Lowdown: You wouldn’t want this film to meet either of your eyes.
At the risk of sounding childish I openly proclaim myself to be a fan of the Transformers animation series (at least the original one). Yes, I know, a recent re-watch has made it clear the series I liked during high school did not survive the test of time well even if I still know the title song by heart; but still, I could not hold myself from holding my hope up high when I’ve heard of Transformers the movie coming out. Initial doubts crept in when I heard it would be a Michael Bay film; one doesn’t want another Pearl Harbor. Still, Bay did some nice stuff, too: I quite like The Rock, and even The Island was pretty entertaining.
All that is to say that now, having watched Transformers the film, I can say that I was greatly disappointed. So much potential, so bad a delivery!
Failure, in my opinion, is the result of two factors: character development and special effects. Allow me to explain…
Unlike the good old animation series, the film focuses on the humans as the main characters with the robots being mostly called into action for the action sequences. And so we have ourselves a kid whose father buys him his first car. It looks like a total lemon, but guess what – it’s actually an Autobot transformer! Meantime, in some remote desert, US forces find themselves under attack by Decipticon transformers! With one unlikely event leading to another, things all come down to the kid with the car (who finds himself a good looking girl) being the focal point of the fight. The point I am trying to make here is that none of the transformer characters, be it the good Autobots or the evil Decipticons, gets developed into anything close to a round character; it’s just “we’re good” and “they’re evil” type thing. Second, none of the human characters is worth a fuss; they’re all as interesting as yesterday’s newspaper, topped by the hero’s girl whose idea of portraying depth is exposing us to her way too white set of teeth.
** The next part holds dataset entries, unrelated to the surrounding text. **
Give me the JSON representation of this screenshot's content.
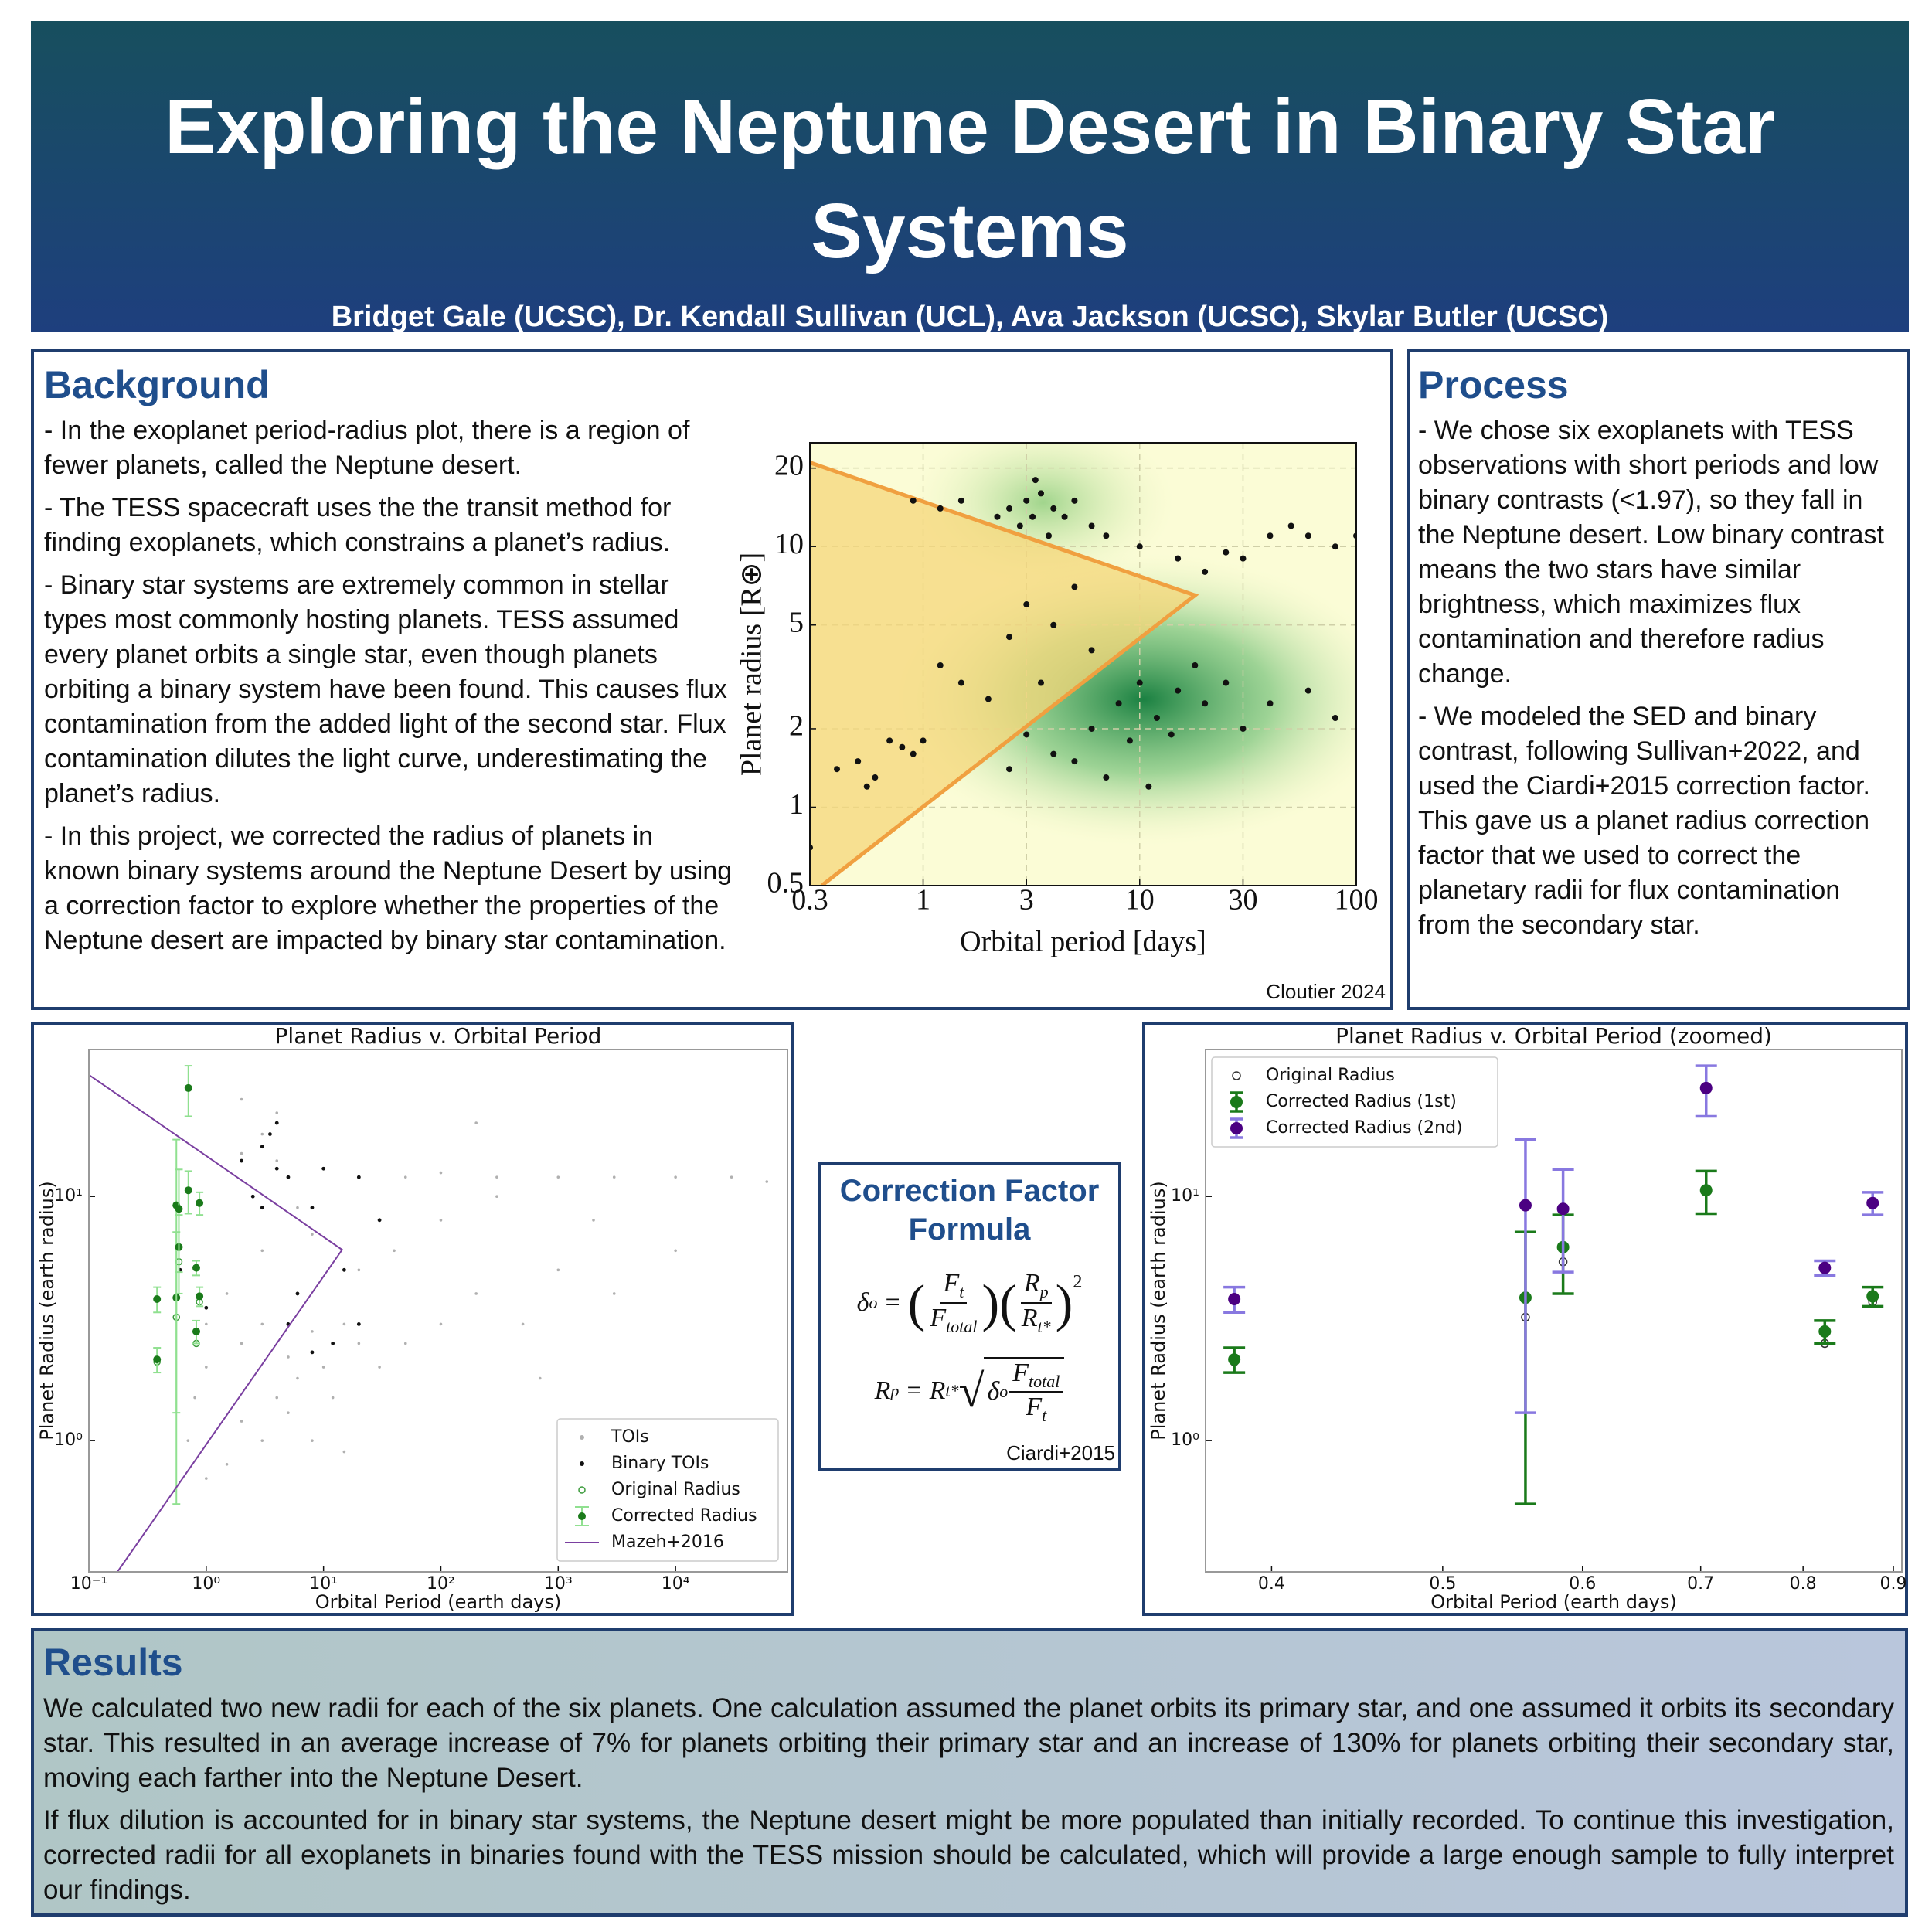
{
  "header": {
    "title": "Exploring the Neptune Desert in Binary Star Systems",
    "authors": "Bridget Gale (UCSC), Dr. Kendall Sullivan (UCL), Ava Jackson (UCSC), Skylar Butler (UCSC)"
  },
  "background": {
    "heading": "Background",
    "paragraphs": [
      "- In the exoplanet period-radius plot, there is a region of fewer planets, called the Neptune desert.",
      "- The TESS spacecraft uses the the transit method for finding exoplanets, which constrains a planet’s radius.",
      "- Binary star systems are extremely common in stellar types most commonly hosting planets. TESS assumed every planet orbits a single star, even though planets orbiting a binary system have been found. This causes flux contamination from the added light of the second star. Flux contamination dilutes the light curve, underestimating the planet’s radius.",
      "- In this project, we corrected the radius of planets in known binary systems around the Neptune Desert by using a correction factor to explore whether the properties of the Neptune desert are impacted by binary star contamination."
    ],
    "figure_credit": "Cloutier 2024"
  },
  "process": {
    "heading": "Process",
    "paragraphs": [
      "- We chose six exoplanets with TESS observations with short periods and low binary contrasts (<1.97), so they fall in the Neptune desert. Low binary contrast means the two stars have similar brightness, which maximizes flux contamination and therefore radius change.",
      "- We modeled the SED and binary contrast, following Sullivan+2022, and used the Ciardi+2015 correction factor. This gave us a planet radius correction factor that we used to correct the planetary radii for flux contamination from the secondary star."
    ]
  },
  "formula": {
    "heading": "Correction Factor Formula",
    "eq1": {
      "lhs": [
        "δ",
        "o"
      ],
      "rel": "=",
      "open": "(",
      "close": ")",
      "frac1": {
        "num": [
          "F",
          "t"
        ],
        "den": [
          "F",
          "total"
        ]
      },
      "frac2": {
        "num": [
          "R",
          "p"
        ],
        "den": [
          "R",
          "t*"
        ]
      },
      "power": "2"
    },
    "eq2": {
      "lhs": [
        "R",
        "p"
      ],
      "rel": "=",
      "coef": [
        "R",
        "t*"
      ],
      "radical": "√",
      "radicand": {
        "factor": [
          "δ",
          "o"
        ],
        "num": [
          "F",
          "total"
        ],
        "den": [
          "F",
          "t"
        ]
      }
    },
    "credit": "Ciardi+2015"
  },
  "results": {
    "heading": "Results",
    "paragraphs": [
      "We calculated two new radii for each of the six planets. One calculation assumed the planet orbits its primary star, and one assumed it orbits its secondary star. This resulted in an average increase of 7% for planets orbiting their primary star and an increase of 130% for planets orbiting their secondary star, moving each farther into the Neptune Desert.",
      "If flux dilution is accounted for in binary star systems, the Neptune desert might be more populated than initially recorded. To continue this investigation, corrected radii for all exoplanets in binaries found with the TESS mission should be calculated, which will provide a large enough sample to fully interpret our findings."
    ]
  },
  "chart_data": [
    {
      "type": "scatter",
      "x_label": "Orbital period [days]",
      "y_label": "Planet radius [R⊕]",
      "xscale": "log",
      "yscale": "log",
      "xlim": [
        0.3,
        100
      ],
      "ylim": [
        0.5,
        25
      ],
      "xticks": [
        0.3,
        1,
        3,
        10,
        30,
        100
      ],
      "yticks": [
        0.5,
        1,
        2,
        5,
        10,
        20
      ],
      "grid": true,
      "series": [
        {
          "type": "area",
          "color": "#f0a040",
          "fill": "#f6d77a",
          "x": [
            0.3,
            18,
            0.34
          ],
          "values": [
            21,
            6.5,
            0.5
          ]
        },
        {
          "type": "scatter",
          "color": "#111111",
          "x": [
            2.5,
            3,
            3.2,
            3.5,
            4,
            2.8,
            3.8,
            4.5,
            5,
            2.2,
            3.3,
            6,
            7,
            1.5,
            1.2,
            0.9,
            10,
            15,
            20,
            30,
            40,
            60,
            80,
            100,
            50,
            25,
            3,
            4,
            5,
            2.5,
            6,
            3.5,
            8,
            10,
            12,
            15,
            6,
            20,
            9,
            25,
            30,
            5,
            4,
            7,
            11,
            40,
            60,
            80,
            18,
            14,
            3,
            2.5,
            0.5,
            0.6,
            0.7,
            0.8,
            1,
            0.9,
            0.4,
            1.2,
            1.5,
            2,
            0.3,
            0.55
          ],
          "values": [
            14,
            15,
            13,
            16,
            14,
            12,
            11,
            13,
            15,
            13,
            18,
            12,
            11,
            15,
            14,
            15,
            10,
            9,
            8,
            9,
            11,
            11,
            10,
            11,
            12,
            9.5,
            6,
            5,
            7,
            4.5,
            4,
            3,
            2.5,
            3,
            2.2,
            2.8,
            2,
            2.5,
            1.8,
            3,
            2,
            1.5,
            1.6,
            1.3,
            1.2,
            2.5,
            2.8,
            2.2,
            3.5,
            1.9,
            1.9,
            1.4,
            1.5,
            1.3,
            1.8,
            1.7,
            1.8,
            1.6,
            1.4,
            3.5,
            3,
            2.6,
            0.7,
            1.2
          ]
        }
      ]
    },
    {
      "type": "scatter",
      "title": "Planet Radius v. Orbital Period",
      "x_label": "Orbital Period (earth days)",
      "y_label": "Planet Radius (earth radius)",
      "xscale": "log",
      "yscale": "log",
      "xlim": [
        0.1,
        90000
      ],
      "ylim": [
        0.29,
        40
      ],
      "xticks": [
        {
          "value": 0.1,
          "label": "10⁻¹"
        },
        {
          "value": 1,
          "label": "10⁰"
        },
        {
          "value": 10,
          "label": "10¹"
        },
        {
          "value": 100,
          "label": "10²"
        },
        {
          "value": 1000,
          "label": "10³"
        },
        {
          "value": 10000,
          "label": "10⁴"
        }
      ],
      "yticks": [
        {
          "value": 1,
          "label": "10⁰"
        },
        {
          "value": 10,
          "label": "10¹"
        }
      ],
      "grid": false,
      "legend": "lower right",
      "series": [
        {
          "name": "TOIs",
          "type": "scatter",
          "color": "#b0b0b0",
          "x": [
            1,
            2,
            3,
            5,
            8,
            10,
            15,
            20,
            30,
            4,
            6,
            12,
            2,
            3,
            5,
            50,
            100,
            200,
            1000,
            40,
            100,
            300,
            20,
            50,
            100,
            300,
            1000,
            3000,
            10000,
            30000,
            60000,
            2,
            3,
            4,
            5,
            6,
            8,
            3,
            1.5,
            1,
            20,
            500,
            3000,
            10000,
            2,
            4,
            700,
            8,
            15,
            1.5,
            0.8,
            1,
            0.7,
            200,
            2000
          ],
          "values": [
            2,
            2.5,
            3,
            2.2,
            2.8,
            2,
            3,
            2.5,
            2,
            1.5,
            1.8,
            1.5,
            1.2,
            1,
            1.3,
            2.5,
            3,
            4,
            5,
            6,
            8,
            10,
            12,
            12,
            12.5,
            12,
            12,
            12,
            12,
            12,
            11.5,
            15,
            18,
            14,
            12,
            9,
            7,
            6,
            4,
            3,
            5,
            3,
            4,
            6,
            25,
            22,
            1.8,
            1,
            0.9,
            0.8,
            1.5,
            0.7,
            1,
            20,
            8
          ]
        },
        {
          "name": "Binary TOIs",
          "type": "scatter",
          "color": "#111111",
          "x": [
            2,
            3,
            4,
            3.5,
            5,
            2.5,
            8,
            10,
            15,
            6,
            8,
            12,
            20,
            5,
            1,
            0.6,
            3,
            30,
            20,
            4
          ],
          "values": [
            14,
            16,
            13,
            18,
            12,
            10,
            9,
            13,
            5,
            4,
            2.3,
            2.5,
            3,
            3,
            3.5,
            5,
            9,
            8,
            12,
            20
          ]
        },
        {
          "name": "Original Radius",
          "type": "scatter",
          "hollow": true,
          "color": "#3a9a3a",
          "x": [
            0.381,
            0.557,
            0.585,
            0.705,
            0.823,
            0.876
          ],
          "values": [
            2.1,
            3.2,
            5.4,
            10.6,
            2.5,
            3.7
          ]
        },
        {
          "name": "Corrected Radius",
          "type": "errorbar",
          "color": "#1a7a1a",
          "error_color": "#90e090",
          "x": [
            0.381,
            0.381,
            0.557,
            0.557,
            0.585,
            0.585,
            0.705,
            0.705,
            0.823,
            0.823,
            0.876,
            0.876
          ],
          "values": [
            2.15,
            3.8,
            3.85,
            9.2,
            6.2,
            8.9,
            10.6,
            27.8,
            2.8,
            5.1,
            3.9,
            9.4
          ],
          "errors": [
            0.25,
            0.45,
            3.3,
            7.9,
            2.2,
            4,
            2.1,
            6.5,
            0.3,
            0.35,
            0.35,
            1.0
          ]
        },
        {
          "name": "Mazeh+2016",
          "type": "line",
          "color": "#7a3fa0",
          "x": [
            0.1,
            14.4,
            0.175
          ],
          "values": [
            31.5,
            6.05,
            0.29
          ]
        }
      ]
    },
    {
      "type": "scatter",
      "title": "Planet Radius v. Orbital Period (zoomed)",
      "x_label": "Orbital Period (earth days)",
      "y_label": "Planet Radius (earth radius)",
      "xscale": "log",
      "yscale": "log",
      "xlim": [
        0.367,
        0.91
      ],
      "ylim": [
        0.29,
        40
      ],
      "xticks": [
        0.4,
        0.5,
        0.6,
        0.7,
        0.8,
        0.9
      ],
      "yticks": [
        {
          "value": 1,
          "label": "10⁰"
        },
        {
          "value": 10,
          "label": "10¹"
        }
      ],
      "grid": false,
      "legend": "upper left",
      "series": [
        {
          "name": "Original Radius",
          "type": "scatter",
          "hollow": true,
          "color": "#333333",
          "x": [
            0.381,
            0.557,
            0.585,
            0.705,
            0.823,
            0.876
          ],
          "values": [
            2.1,
            3.2,
            5.4,
            10.6,
            2.5,
            3.7
          ]
        },
        {
          "name": "Corrected Radius (1st)",
          "type": "errorbar",
          "color": "#1a7a1a",
          "error_color": "#1a7a1a",
          "x": [
            0.381,
            0.557,
            0.585,
            0.705,
            0.823,
            0.876
          ],
          "values": [
            2.15,
            3.85,
            6.2,
            10.6,
            2.8,
            3.9
          ],
          "errors": [
            0.25,
            3.3,
            2.2,
            2.1,
            0.3,
            0.35
          ]
        },
        {
          "name": "Corrected Radius (2nd)",
          "type": "errorbar",
          "color": "#4b0082",
          "error_color": "#8878e0",
          "x": [
            0.381,
            0.557,
            0.585,
            0.705,
            0.823,
            0.876
          ],
          "values": [
            3.8,
            9.2,
            8.9,
            27.8,
            5.1,
            9.4
          ],
          "errors": [
            0.45,
            7.9,
            4,
            6.5,
            0.35,
            1.0
          ]
        }
      ]
    }
  ]
}
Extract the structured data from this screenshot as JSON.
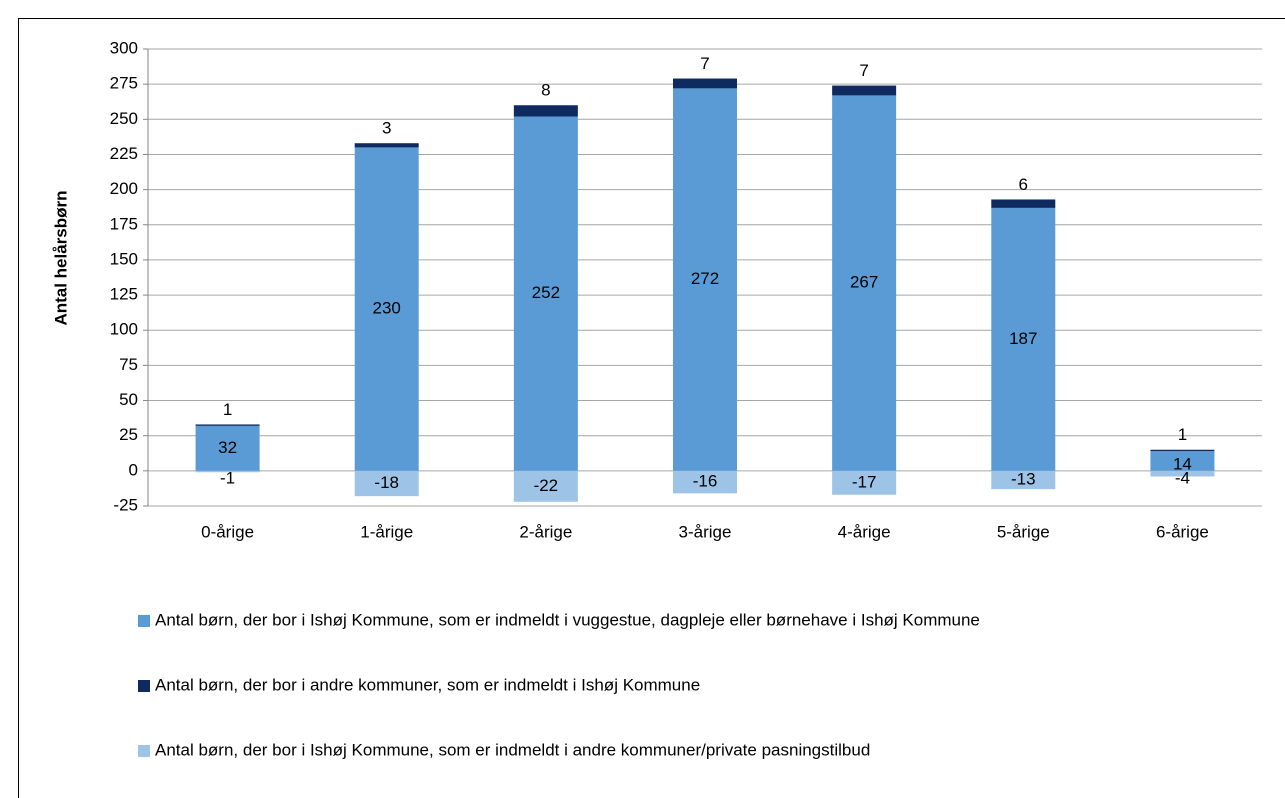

Fine, I hear you say, no one watches a film like Transformers for character development; people watch it for the action sequences. I agree, but then again those action sequences are just as annoying as the one dimensional female leads: All are glaringly CGI, and all are shot in this very annoying manner of fast sweeps and quick editing that make it next to impossible if not impossible to tell what’s going on. Pretty tasteless, I would say.
Add plenty of plug-ins (the film feels like an elongated eBay commercial), and you truly wonder what characters such as John Voight or John Turturro are doing there; or what is one Stephen Spielberg doing there as an executive producer.
Best scenes: I would say the scenes with Turturro shine as the best ones here, but that is only because the rest of the film is so bad. He does what he did in Big Lebowski: provide a short appearance as the comic relief.
Picture quality: Shot in high contrast stock, detail is lacking on this one even if the transfer to DVD seems to have been well made.
Sound quality: As expected from such a high caliber stunt, quite aggressively good.
Overall: A mildly entertaining yet totally forgettable 2 out of 5 stars.